Но после рождества радость ее пошла на убыль. Стал блекнуть яркий румянец, который цвел на щеках Хельги, несмотря на спертый фабричный воздух и ночные смены. А когда запахло весной, она снова стала уноситься мыслями далеко отсюда и часто целыми ночами лежала без сна, терзаемая тоской.

Днем, на фабрике, Лина бросала на нее пытливые взгляды.

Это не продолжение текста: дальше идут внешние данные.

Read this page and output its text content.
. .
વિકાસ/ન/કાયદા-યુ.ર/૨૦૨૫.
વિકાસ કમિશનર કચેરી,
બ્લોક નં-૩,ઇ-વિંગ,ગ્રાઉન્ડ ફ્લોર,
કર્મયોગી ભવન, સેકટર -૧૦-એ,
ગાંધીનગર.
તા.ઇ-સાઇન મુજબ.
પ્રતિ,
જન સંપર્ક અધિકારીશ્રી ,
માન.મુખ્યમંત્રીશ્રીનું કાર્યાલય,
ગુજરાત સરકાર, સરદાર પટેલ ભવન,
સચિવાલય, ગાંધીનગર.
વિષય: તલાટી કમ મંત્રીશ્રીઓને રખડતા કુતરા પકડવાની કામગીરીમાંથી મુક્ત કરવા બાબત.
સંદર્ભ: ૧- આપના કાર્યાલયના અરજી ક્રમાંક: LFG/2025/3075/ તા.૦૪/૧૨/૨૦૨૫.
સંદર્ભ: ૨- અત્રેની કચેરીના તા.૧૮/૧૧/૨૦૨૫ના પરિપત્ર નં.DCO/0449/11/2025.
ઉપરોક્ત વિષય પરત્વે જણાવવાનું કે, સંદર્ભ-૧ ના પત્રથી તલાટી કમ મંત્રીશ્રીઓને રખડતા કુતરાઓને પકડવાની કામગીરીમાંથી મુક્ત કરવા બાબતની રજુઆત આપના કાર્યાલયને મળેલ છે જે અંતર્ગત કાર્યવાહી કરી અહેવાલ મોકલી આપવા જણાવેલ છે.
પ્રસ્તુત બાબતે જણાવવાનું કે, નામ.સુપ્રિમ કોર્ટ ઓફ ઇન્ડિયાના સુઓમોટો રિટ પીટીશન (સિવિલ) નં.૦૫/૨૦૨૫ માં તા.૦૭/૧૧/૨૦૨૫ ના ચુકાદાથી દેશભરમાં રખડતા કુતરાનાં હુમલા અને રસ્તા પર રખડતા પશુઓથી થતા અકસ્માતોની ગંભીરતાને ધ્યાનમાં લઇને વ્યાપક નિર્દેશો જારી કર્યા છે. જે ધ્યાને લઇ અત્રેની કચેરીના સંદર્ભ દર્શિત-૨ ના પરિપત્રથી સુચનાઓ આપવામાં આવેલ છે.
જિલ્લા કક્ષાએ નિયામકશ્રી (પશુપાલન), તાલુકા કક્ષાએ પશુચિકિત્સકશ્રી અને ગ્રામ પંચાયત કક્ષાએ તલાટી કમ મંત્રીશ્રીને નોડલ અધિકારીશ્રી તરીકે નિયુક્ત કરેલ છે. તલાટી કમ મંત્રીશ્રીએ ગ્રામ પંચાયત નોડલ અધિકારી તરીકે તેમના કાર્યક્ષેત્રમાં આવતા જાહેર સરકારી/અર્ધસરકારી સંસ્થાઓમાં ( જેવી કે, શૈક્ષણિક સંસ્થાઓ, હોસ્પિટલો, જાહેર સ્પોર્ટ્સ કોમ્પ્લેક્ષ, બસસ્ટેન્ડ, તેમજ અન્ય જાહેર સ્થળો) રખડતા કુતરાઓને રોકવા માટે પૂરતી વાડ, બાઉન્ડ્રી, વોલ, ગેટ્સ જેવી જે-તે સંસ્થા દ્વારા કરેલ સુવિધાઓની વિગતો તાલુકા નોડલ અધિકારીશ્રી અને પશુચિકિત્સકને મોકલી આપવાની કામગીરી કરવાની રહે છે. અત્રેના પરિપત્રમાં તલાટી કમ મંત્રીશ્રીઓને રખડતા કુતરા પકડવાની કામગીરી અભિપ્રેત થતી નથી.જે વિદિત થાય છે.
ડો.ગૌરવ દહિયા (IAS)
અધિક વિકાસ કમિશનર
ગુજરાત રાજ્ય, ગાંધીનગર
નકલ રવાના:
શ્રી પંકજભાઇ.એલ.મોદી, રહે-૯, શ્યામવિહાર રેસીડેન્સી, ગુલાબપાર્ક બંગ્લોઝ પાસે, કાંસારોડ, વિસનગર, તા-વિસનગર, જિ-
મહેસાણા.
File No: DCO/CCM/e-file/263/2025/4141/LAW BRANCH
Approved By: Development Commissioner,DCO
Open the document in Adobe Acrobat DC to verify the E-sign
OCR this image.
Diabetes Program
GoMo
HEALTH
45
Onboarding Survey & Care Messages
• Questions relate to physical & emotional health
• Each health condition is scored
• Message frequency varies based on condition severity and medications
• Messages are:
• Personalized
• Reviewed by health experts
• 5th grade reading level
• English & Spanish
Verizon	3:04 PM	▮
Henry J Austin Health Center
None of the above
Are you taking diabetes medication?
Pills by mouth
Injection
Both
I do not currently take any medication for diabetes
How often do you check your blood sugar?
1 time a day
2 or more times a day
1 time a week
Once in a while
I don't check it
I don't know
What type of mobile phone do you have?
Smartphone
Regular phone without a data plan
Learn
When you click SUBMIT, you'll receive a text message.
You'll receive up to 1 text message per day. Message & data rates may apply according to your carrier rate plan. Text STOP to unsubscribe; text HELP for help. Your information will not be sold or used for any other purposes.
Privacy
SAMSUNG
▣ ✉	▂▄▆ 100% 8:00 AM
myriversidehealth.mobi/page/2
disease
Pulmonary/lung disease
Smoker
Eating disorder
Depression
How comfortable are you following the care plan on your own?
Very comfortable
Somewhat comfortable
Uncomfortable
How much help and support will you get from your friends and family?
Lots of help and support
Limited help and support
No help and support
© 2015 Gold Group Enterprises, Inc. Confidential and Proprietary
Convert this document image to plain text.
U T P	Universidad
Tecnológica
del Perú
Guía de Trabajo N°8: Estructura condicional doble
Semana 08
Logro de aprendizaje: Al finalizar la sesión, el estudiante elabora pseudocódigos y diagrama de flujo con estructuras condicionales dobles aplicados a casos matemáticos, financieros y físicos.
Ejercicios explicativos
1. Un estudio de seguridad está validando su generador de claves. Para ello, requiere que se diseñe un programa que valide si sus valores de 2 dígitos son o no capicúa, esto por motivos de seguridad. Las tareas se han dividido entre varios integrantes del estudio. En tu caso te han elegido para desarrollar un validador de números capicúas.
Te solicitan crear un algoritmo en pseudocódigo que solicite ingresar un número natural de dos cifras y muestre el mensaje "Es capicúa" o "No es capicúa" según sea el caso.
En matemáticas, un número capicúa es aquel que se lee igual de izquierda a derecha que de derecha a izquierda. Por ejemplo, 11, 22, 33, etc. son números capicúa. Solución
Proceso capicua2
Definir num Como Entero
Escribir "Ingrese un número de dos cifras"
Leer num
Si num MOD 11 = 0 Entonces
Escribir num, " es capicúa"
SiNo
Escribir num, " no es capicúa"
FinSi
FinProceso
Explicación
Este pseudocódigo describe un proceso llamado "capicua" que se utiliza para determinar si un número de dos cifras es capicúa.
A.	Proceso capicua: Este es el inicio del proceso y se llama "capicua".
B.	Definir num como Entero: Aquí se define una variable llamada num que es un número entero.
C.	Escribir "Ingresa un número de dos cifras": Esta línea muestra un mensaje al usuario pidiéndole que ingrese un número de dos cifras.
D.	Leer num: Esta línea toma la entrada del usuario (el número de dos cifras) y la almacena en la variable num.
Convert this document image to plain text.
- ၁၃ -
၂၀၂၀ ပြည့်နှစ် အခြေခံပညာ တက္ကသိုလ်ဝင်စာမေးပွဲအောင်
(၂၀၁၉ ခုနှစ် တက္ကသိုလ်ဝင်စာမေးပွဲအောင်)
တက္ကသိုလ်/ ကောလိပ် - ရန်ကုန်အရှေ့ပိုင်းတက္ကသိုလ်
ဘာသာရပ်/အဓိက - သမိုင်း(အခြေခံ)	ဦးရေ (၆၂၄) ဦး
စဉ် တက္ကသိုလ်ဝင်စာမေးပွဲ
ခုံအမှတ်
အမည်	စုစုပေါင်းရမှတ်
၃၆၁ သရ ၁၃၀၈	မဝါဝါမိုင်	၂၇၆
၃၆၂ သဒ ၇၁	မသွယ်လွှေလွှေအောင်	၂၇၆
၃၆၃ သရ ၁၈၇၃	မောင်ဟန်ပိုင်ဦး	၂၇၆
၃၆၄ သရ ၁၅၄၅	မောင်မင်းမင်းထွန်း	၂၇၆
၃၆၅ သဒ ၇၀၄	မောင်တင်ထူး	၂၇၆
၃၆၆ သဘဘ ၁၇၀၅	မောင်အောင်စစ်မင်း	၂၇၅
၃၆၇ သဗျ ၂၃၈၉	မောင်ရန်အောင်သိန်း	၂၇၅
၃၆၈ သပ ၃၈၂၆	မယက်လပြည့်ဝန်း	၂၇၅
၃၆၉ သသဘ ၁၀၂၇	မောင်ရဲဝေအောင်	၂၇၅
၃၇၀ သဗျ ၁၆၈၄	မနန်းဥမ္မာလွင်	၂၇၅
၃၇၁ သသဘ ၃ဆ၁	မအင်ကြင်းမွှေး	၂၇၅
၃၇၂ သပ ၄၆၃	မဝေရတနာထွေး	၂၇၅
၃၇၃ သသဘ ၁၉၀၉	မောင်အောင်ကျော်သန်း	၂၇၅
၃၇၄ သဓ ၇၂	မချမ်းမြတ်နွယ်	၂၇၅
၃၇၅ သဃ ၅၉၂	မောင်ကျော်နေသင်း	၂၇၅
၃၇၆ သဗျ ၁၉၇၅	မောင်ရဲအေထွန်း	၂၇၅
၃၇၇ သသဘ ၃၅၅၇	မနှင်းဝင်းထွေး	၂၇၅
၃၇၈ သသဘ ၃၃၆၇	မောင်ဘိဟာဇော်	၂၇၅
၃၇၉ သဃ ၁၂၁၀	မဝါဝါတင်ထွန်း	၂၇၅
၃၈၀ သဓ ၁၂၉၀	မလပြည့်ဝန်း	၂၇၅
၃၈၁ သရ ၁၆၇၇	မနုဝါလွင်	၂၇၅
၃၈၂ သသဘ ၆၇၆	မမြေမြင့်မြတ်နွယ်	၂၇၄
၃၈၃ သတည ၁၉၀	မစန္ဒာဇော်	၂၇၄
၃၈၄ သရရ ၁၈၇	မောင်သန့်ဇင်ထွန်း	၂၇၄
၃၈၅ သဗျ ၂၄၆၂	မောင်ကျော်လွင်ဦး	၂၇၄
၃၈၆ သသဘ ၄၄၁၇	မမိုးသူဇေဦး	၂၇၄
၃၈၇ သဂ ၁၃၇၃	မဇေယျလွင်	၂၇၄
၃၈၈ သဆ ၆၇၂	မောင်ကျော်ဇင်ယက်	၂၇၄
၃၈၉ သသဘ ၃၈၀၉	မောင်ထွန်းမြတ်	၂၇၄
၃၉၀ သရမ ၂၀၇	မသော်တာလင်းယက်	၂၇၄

И однажды после обеда, когда Хельга не ответила на ее вопрос, Лина подошла к ней и спросила:

– Ну как? Собираешься ехать?

Хельга вставляла новую бобину.

– Ехать? – переспросила она. – Господь с тобой, Лина! Будто ты мое положение не знаешь! Ну, куда я сейчас поеду? Придется малость повременить. Да оно и не к спеху, лето еще впереди.

Лина отвернулась, скрывая горькую усмешку.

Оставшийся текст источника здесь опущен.